There are a staggering number of missing and murdered Aboriginal women across the country, a problem that has visited the Yukon, as well. What is your position on a national inquiry for missing and murdered Aboriginal women?
I have been a strong advocate for an inquiry into Missing and Murdered Aboriginal Women and have participated in one of the marches calling for the inquiry across the country; and spoke passionately at the rally afterwards.
A Liberal government will immediately launch a National Public Inquiry into missing and murdered Indigenous women and girls in Canada. The process by which it is established will be fully inclusive, designed to find justice for the victims and healing for their families.
An inquiry would seek to recommend concrete actions that governments, law enforcement, and others can take to solve these crimes and avoid future ones. Not by ignoring uncomfortable truths, but by understanding and taking action to deal with the root causes of this national tragedy, will be able to eliminate these all too common devastating events for First Nation women and girls and their families.
I believe that Victims of Families must have an important role in this Commission and be supported in their participation. While this Inquiry is underway, I believe there are many recommendations from First Nations women leaders, victims’ families, and other studies that can begin to be implemented right away.
The Truth and Reconciliation Commission (TRC) completed their work this year, and made 94 broad and diverse recommendations for repairing the relationship between First Nations and Canada, a vital step in making our country whole. Of those recommendations, what do you see as the most important to address?

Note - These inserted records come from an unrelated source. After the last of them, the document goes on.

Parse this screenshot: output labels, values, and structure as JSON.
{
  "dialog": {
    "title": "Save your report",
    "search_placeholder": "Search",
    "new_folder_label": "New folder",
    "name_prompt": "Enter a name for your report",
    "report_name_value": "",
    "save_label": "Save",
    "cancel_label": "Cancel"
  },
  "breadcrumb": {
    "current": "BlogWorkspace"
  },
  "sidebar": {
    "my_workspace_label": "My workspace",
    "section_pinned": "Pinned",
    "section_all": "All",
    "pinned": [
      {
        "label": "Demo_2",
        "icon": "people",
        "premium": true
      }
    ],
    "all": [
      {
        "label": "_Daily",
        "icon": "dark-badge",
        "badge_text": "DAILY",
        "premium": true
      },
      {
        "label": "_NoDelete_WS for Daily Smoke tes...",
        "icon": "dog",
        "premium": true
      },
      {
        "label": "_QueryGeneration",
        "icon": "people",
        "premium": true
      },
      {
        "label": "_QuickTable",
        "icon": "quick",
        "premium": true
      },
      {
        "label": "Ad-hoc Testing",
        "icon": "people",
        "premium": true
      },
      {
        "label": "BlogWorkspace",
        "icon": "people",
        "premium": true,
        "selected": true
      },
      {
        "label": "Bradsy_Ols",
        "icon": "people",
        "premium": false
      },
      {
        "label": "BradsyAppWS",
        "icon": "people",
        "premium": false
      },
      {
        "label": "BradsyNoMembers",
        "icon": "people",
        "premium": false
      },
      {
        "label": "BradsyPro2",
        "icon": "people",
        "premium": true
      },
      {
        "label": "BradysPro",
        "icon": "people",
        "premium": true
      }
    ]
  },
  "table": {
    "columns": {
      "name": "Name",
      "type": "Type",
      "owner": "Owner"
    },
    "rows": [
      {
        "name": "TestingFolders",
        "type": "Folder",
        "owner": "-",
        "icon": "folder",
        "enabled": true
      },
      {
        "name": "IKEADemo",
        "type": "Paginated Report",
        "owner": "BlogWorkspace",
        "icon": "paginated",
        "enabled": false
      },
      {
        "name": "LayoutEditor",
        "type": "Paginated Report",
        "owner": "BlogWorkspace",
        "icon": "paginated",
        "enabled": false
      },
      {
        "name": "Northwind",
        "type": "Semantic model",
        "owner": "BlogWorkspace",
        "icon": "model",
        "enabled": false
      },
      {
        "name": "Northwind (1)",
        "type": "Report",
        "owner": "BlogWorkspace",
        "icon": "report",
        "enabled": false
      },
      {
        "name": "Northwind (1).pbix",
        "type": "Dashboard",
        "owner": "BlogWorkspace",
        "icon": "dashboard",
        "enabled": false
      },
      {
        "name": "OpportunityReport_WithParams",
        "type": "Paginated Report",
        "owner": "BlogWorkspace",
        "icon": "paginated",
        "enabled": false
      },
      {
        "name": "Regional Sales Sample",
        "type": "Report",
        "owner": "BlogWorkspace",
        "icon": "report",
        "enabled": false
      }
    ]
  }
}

What will your party do to ensure the recommendations made by the TRC are implemented?
I have been deeply moved and saddened by my 30 years of hearing the stories and effects of residential schools on Aboriginal people across Canada, including at the Whitehorse hearings of the TRC. All the recommendations of the TRC are important to address. Many critical ones are already supported in major announcements in our Platform such as the $2.6 billion dollars for Aboriginal Education. In addition we will re-open Kelowna Accord type arrangements with a focus on housing, infrastructure, health and mental health care, community safety and policing, and child welfare.
The Liberal Party will support the work of reconciliation and continue the necessary process of truth telling and healing, we will work with First Nations to enact the recommendations of the Truth and Reconciliation Commission, starting with the implementation of the United Nations Declaration on the Rights of Indigenous Peoples.

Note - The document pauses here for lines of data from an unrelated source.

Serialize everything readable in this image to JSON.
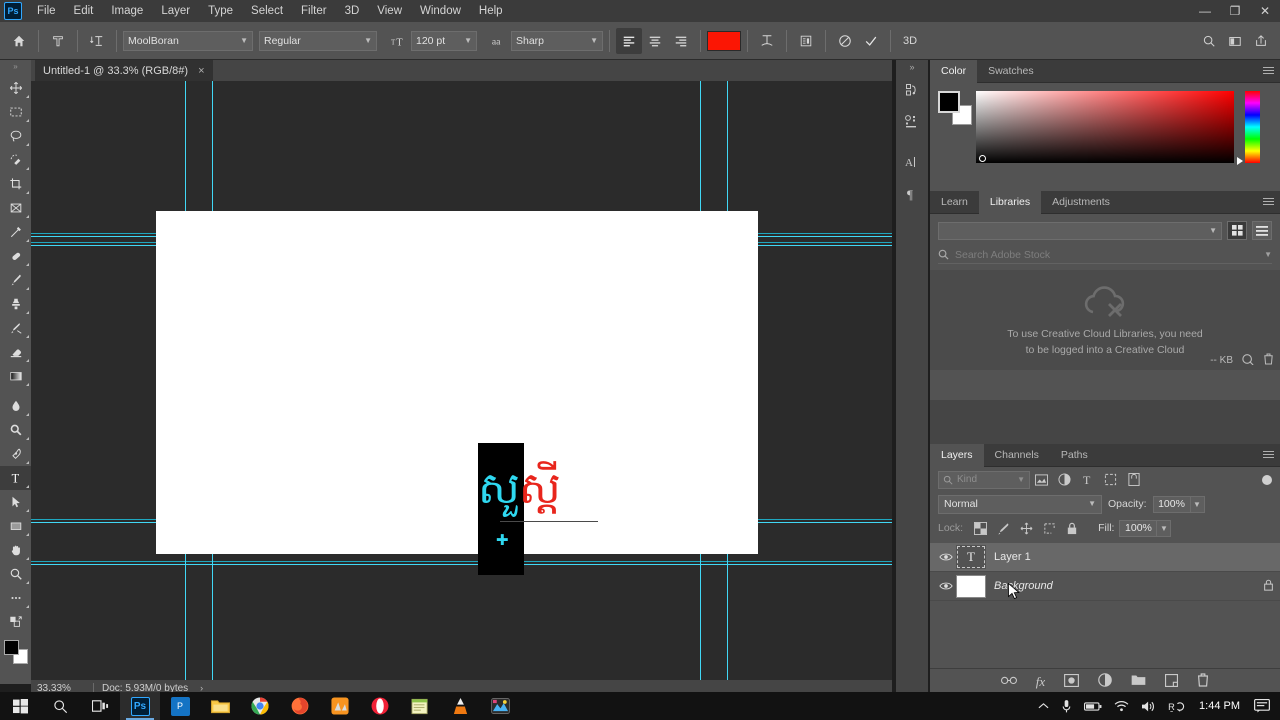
{
  "app": {
    "logo": "Ps",
    "menus": [
      "File",
      "Edit",
      "Image",
      "Layer",
      "Type",
      "Select",
      "Filter",
      "3D",
      "View",
      "Window",
      "Help"
    ],
    "window_controls": {
      "minimize": "minimize-icon",
      "restore": "restore-icon",
      "close": "close-icon"
    }
  },
  "options_bar": {
    "home_icon": "home-icon",
    "tool_icon": "type-tool-icon",
    "orientation_icon": "text-orientation-icon",
    "font_family": "MoolBoran",
    "font_style": "Regular",
    "size_icon": "font-size-icon",
    "font_size": "120 pt",
    "aa_icon": "anti-alias-icon",
    "anti_alias": "Sharp",
    "align": [
      "align-left",
      "align-center",
      "align-right"
    ],
    "align_active": "align-left",
    "text_color": "#fb1604",
    "warp_icon": "warp-text-icon",
    "panels_icon": "character-panel-icon",
    "cancel_icon": "cancel-icon",
    "commit_icon": "commit-icon",
    "threed_label": "3D",
    "right_icons": [
      "search-icon",
      "workspace-icon",
      "share-icon"
    ]
  },
  "toolbar": {
    "tools": [
      {
        "name": "move-tool",
        "glyph": "move"
      },
      {
        "name": "marquee-tool",
        "glyph": "marquee"
      },
      {
        "name": "lasso-tool",
        "glyph": "lasso"
      },
      {
        "name": "quick-selection-tool",
        "glyph": "quickselect"
      },
      {
        "name": "crop-tool",
        "glyph": "crop"
      },
      {
        "name": "frame-tool",
        "glyph": "frame"
      },
      {
        "name": "eyedropper-tool",
        "glyph": "eyedropper"
      },
      {
        "name": "healing-brush-tool",
        "glyph": "healing"
      },
      {
        "name": "brush-tool",
        "glyph": "brush"
      },
      {
        "name": "clone-stamp-tool",
        "glyph": "stamp"
      },
      {
        "name": "history-brush-tool",
        "glyph": "historybrush"
      },
      {
        "name": "eraser-tool",
        "glyph": "eraser"
      },
      {
        "name": "gradient-tool",
        "glyph": "gradient"
      },
      {
        "name": "blur-tool",
        "glyph": "blur"
      },
      {
        "name": "dodge-tool",
        "glyph": "dodge"
      },
      {
        "name": "pen-tool",
        "glyph": "pen"
      },
      {
        "name": "type-tool",
        "glyph": "type",
        "active": true
      },
      {
        "name": "path-selection-tool",
        "glyph": "pathselect"
      },
      {
        "name": "shape-tool",
        "glyph": "rectangle"
      },
      {
        "name": "hand-tool",
        "glyph": "hand"
      },
      {
        "name": "zoom-tool",
        "glyph": "zoom"
      },
      {
        "name": "edit-toolbar",
        "glyph": "ellipsis"
      }
    ],
    "foreground_color": "#000000",
    "background_color": "#ffffff"
  },
  "document": {
    "tab_title": "Untitled-1 @ 33.3% (RGB/8#)",
    "close_label": "×",
    "text_selected": "សួ",
    "text_rest": "ស្ដី",
    "guide_color": "#41d8f5"
  },
  "status_bar": {
    "zoom": "33.33%",
    "doc_info": "Doc: 5.93M/0 bytes",
    "arrow": "›"
  },
  "mini_dock": {
    "items": [
      "history-icon",
      "properties-icon",
      "character-icon",
      "paragraph-icon"
    ]
  },
  "color_panel": {
    "tabs": [
      "Color",
      "Swatches"
    ],
    "active_tab": "Color",
    "foreground": "#000000",
    "background": "#ffffff",
    "ramp_base": "#ff0000"
  },
  "libraries_panel": {
    "tabs": [
      "Learn",
      "Libraries",
      "Adjustments"
    ],
    "active_tab": "Libraries",
    "search_placeholder": "Search Adobe Stock",
    "empty_message_line1": "To use Creative Cloud Libraries, you need",
    "empty_message_line2": "to be logged into a Creative Cloud",
    "size_label": "-- KB",
    "cloud_icon": "cloud-off-icon",
    "delete_icon": "trash-icon"
  },
  "layers_panel": {
    "tabs": [
      "Layers",
      "Channels",
      "Paths"
    ],
    "active_tab": "Layers",
    "filter_placeholder": "Kind",
    "filter_icons": [
      "pixel-filter-icon",
      "adjustment-filter-icon",
      "type-filter-icon",
      "shape-filter-icon",
      "smart-object-filter-icon"
    ],
    "blend_mode": "Normal",
    "opacity_label": "Opacity:",
    "opacity_value": "100%",
    "lock_label": "Lock:",
    "lock_icons": [
      "lock-transparent-icon",
      "lock-image-icon",
      "lock-position-icon",
      "lock-artboard-icon",
      "lock-all-icon"
    ],
    "fill_label": "Fill:",
    "fill_value": "100%",
    "layers": [
      {
        "name": "Layer 1",
        "type": "text",
        "visible": true,
        "selected": true,
        "locked": false
      },
      {
        "name": "Background",
        "type": "background",
        "visible": true,
        "selected": false,
        "locked": true
      }
    ],
    "footer_icons": [
      "link-layers-icon",
      "layer-style-icon",
      "layer-mask-icon",
      "adjustment-layer-icon",
      "new-group-icon",
      "new-layer-icon",
      "delete-layer-icon"
    ],
    "fx_label": "fx"
  },
  "taskbar": {
    "items": [
      "start-icon",
      "search-icon",
      "task-view-icon",
      "photoshop-icon",
      "ps-secondary-icon",
      "file-explorer-icon",
      "chrome-icon",
      "firefox-icon",
      "orange-app-icon",
      "opera-icon",
      "notes-icon",
      "vlc-icon",
      "gallery-icon"
    ],
    "active_item": "photoshop-icon",
    "tray": [
      "chevron-up-icon",
      "microphone-icon",
      "battery-icon",
      "wifi-icon",
      "volume-icon",
      "input-method-icon"
    ],
    "clock": "1:44 PM",
    "notification_icon": "notification-icon"
  }
}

As a matter of national priority, we will develop a Federal Reconciliation Framework, created in full partnership with Indigenous Peoples.
We know that reconciliation starts with recognizing and respecting Aboriginal title and rights, including treaty rights. A Liberal government will do just that. Not only in accordance with Constitutional obligations, but also with those enshrined in the UN Declaration on the Rights of Indigenous Peoples -something the current government has steadfastly refused to do.

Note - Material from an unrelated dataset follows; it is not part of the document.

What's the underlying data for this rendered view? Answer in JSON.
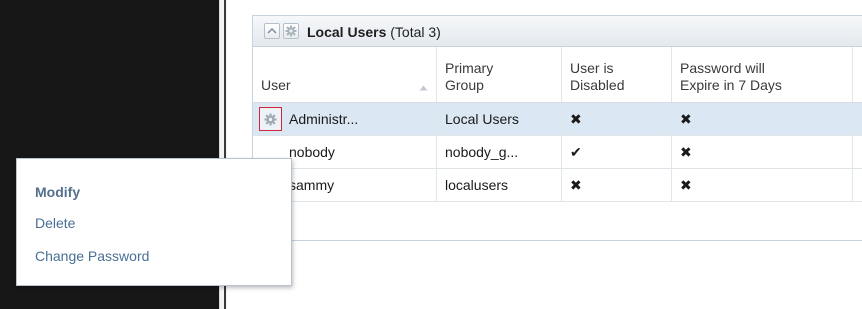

To this end, we will conduct a full review of the legislation unilaterally imposed on Indigenous Peoples by the Harper government, through the lens of section 35 of the Constitution. Where measures are found to be in conflict with Aboriginal rights, where they are inconsistent with the principles of good governance, or where they simply make no public policy sense, we will rescind them. This Reconciliation Framework will also include mechanisms to resolve grievances associated with existing historical treaties and modern land-claims agreements. The current process simply does not work.
In some cases, the work toward reconciliation is already underway, but efforts are hindered by narrow federal mandates and lack of action. We will work with First Nations to achieve fair and just resolutions. That includes addressing the issue of governance. The Reconciliation Framework will include mechanisms to advance and strengthen self-government.